Phillip Thompson’s crime novel Outside the Law scored wide acclaim from critics and major league authors like David Morrell, Linwood Barclay and Reed Farrel Coleman. Now the long-awaited sequel, Old Anger, is now available and is already scoring raves from Publishers Weekly, and authors like Joe R. Lansdale and S.A. Cosby. Phillip stopped by to share with us the story behind the story….
Writing about race in the Deep South is never easy. Especially during the tumult of 2020.
I am white. Born and raised in Mississippi. I was a youngster growing up when the state was going through the painful ending of the American apartheid called “segregation” or “separate but equal.” And decades later, the sad truth is race is still central to the identity of nearly every person in the state. The reasons for this are complex and myriad, and all too often boil down to one oversimplified argument as to which side you’re on: white or black. And—at least until very recently—switching sides is tantamount to betrayal.
Partisans have the luxury of fury and rhetoric and can exist in their echo chamber without regard to consequences or, often, even facts. Emotions, generational biases, and narrow-mindedness are the paths to the racial divide.
But what about a person who, by virtue of his calling, has to stand in the divide and stand for justice?
That’s the central question I tried to answer when I wrote my latest crime novel, Old Anger, the third Colt Harper novel. When it comes to his view of justice and enforcing the law, Mississippi sheriff Colt believes he is color blind. But is he? When the murder of a black man leads Colt to a black suspect, Colt finds himself isolated between two volatile factions in his county—whites apathetic about the murder and blacks who distrust him, especially when one rumored suspect is a man Harper has known most of his life.
Of course, there have been numerous novels written over the years about the sides of race in the South, and the complications attendant to the issue. Tom Franklin’s Crooked Letter, Crooked Letter, Grisham’s A Time to Kill, Larry Brown’s entire body of work, and the gold standard, To Kill a Mockingbird. So, I can’t claim any new ground on this issue, but I was more interested in the in-between space, not one side or another. What happens to a person caught between the two?
Since this is the third time I’ve created a Colt Harper story, Old Anger felt like a natural progression for his character. Harper is a man caught in the middle of a lot of things. He’s a native of his state, but he has also seen the “outside” world. His family has a spotted past at best in terms of race relations. His own father killed a black man decades ago and was never prosecuted. Harper’s own best friend—and senior deputy—is a black man originally from Chicago. Harper once dated a black woman with whom he attended high school—a severe taboo of the times—and he and Rhonda Raines still share a deep, if unrequited, affection for each other. Harper even investigated the murder of Rhonda’s son and rescued her from the clutches of a psychopathic killer. He struggles with balancing redemption and revenge. And on many levels he sees the plight of the citizens in his county as being more similar than different: a working-class ethic, a fierce streak of independence and distrust of “outsiders,” a bond of family, religious faith. And especially the poverty that doesn’t distinguish one race from another, and the fact poor whites and poor blacks in his corner of Mississippi have far more in common than that which separates them.
Even so, Harper is a white lawman in a system not respected by the black community. Whether he likes it or not (indeed, whether he is aware or not), he is a product of both his environment and his DNA, factors which blind him to certain truths.

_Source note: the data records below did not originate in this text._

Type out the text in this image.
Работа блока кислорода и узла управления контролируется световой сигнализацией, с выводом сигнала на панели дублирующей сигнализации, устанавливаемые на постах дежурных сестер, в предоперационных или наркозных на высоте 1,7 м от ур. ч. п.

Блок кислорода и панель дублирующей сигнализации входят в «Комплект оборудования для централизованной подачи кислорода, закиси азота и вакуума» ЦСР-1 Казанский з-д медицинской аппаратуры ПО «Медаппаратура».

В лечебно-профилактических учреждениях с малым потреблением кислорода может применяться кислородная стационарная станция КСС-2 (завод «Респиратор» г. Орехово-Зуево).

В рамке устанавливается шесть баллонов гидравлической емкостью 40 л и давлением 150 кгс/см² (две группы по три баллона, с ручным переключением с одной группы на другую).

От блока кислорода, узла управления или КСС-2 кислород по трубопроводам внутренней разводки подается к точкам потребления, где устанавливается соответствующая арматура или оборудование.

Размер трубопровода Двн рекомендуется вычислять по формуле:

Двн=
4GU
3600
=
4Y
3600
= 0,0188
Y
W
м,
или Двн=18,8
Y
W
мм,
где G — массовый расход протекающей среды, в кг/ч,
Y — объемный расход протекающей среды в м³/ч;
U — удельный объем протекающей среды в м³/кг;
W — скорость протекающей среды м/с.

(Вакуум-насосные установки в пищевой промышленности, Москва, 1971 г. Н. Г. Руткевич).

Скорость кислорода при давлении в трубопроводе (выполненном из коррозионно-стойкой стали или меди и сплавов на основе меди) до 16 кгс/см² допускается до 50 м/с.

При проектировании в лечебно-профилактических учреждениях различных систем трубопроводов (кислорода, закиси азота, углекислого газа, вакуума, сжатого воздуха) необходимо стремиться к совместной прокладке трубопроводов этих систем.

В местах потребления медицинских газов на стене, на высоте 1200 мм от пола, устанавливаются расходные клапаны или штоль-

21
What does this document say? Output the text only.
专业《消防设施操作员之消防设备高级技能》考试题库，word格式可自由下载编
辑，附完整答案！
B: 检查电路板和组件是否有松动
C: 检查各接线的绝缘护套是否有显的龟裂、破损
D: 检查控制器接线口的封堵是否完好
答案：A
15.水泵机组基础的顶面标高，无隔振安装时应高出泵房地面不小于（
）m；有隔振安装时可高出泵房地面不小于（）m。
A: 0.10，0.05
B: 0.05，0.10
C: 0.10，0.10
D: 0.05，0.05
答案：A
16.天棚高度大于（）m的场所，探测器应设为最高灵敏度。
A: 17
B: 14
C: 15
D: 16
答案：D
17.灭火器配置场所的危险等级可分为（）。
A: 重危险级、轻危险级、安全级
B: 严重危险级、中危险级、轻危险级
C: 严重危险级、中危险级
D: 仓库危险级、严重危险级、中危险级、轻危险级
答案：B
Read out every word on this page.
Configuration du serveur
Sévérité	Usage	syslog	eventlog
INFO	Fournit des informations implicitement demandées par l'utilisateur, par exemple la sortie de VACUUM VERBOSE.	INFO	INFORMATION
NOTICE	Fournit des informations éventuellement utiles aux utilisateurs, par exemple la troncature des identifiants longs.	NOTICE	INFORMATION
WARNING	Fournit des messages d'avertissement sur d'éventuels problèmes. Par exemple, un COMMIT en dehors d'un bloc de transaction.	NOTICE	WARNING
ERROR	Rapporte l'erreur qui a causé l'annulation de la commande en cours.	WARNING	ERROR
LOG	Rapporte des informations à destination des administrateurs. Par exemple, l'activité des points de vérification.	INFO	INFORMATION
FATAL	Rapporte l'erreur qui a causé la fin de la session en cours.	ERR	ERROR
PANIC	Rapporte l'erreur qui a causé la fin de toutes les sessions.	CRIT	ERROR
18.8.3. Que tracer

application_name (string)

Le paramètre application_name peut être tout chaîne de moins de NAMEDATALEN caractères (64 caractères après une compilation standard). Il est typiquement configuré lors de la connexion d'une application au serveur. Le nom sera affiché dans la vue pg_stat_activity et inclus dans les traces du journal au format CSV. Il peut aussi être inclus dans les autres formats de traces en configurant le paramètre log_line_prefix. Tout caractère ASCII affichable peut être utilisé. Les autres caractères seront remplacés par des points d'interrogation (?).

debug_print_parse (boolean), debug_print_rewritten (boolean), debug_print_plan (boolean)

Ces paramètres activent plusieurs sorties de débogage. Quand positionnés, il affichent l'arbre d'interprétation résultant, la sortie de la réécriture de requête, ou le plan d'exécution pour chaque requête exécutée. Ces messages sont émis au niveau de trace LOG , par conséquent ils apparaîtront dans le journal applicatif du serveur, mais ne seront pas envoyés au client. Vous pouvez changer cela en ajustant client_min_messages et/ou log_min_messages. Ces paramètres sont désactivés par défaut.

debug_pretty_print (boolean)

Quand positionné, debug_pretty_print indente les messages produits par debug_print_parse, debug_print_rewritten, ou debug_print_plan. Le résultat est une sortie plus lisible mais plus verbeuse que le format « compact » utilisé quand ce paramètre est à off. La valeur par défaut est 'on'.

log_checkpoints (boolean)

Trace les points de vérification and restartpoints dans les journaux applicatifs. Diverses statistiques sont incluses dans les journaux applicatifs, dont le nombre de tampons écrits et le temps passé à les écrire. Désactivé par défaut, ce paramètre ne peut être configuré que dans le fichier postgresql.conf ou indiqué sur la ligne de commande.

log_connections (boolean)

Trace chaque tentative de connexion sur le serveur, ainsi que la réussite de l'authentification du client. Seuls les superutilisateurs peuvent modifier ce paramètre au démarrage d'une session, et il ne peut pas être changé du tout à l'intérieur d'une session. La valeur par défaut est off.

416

Harper doesn’t try to “see both sides.” He cares about one thing: upholding the law in his county, regardless of race. But while he may feel he’s an unbiased enforcer of the law, he’s not color blind.
That was my starting point with Old Anger.
During the writing, though, what seemed like (in my own mind) a straightforward look at Harper’s dilemma turned into my own confrontation with my internal and unconscious biases. I began writing realizing that I had these biases—what they were, however, I couldn’t really define. Emphasizing this point was the surprising, justified public reaction to the deaths of George Floyd, Ahmaud Arbery, Rayshard Brooks, Breonna Taylor, and the depressingly, maddeningly long list of black men and women killed at the hands of white police officers.
How, I thought, in this age—nearly 260 years after the Emancipation Proclamation—can this happen? And how can the hate that is the wellspring for such racism still exist—on a much larger scale than I could have guessed—still exist in America? I found this shocking because I grew up in an era at the tail end of “separate but equal” (but not really), church bombings, and Klan murders. And I knew these acts were wrong—regardless of my environment. I presumed that the people I grew up with—loved ones and friends—watched the same events I did and could see the same things I did.
That shock turned into a long, uncomfortable look at myself and my own values. And the people I know or knew. People I would have never considered harboring hate, much less a full-throated racism that supports violence against a particular segment of the American population. How could I have missed it? How could I have not known?
The answer, one I still have a hard time accepting, is that you can’t really know what’s in a person’s heart—until they show you.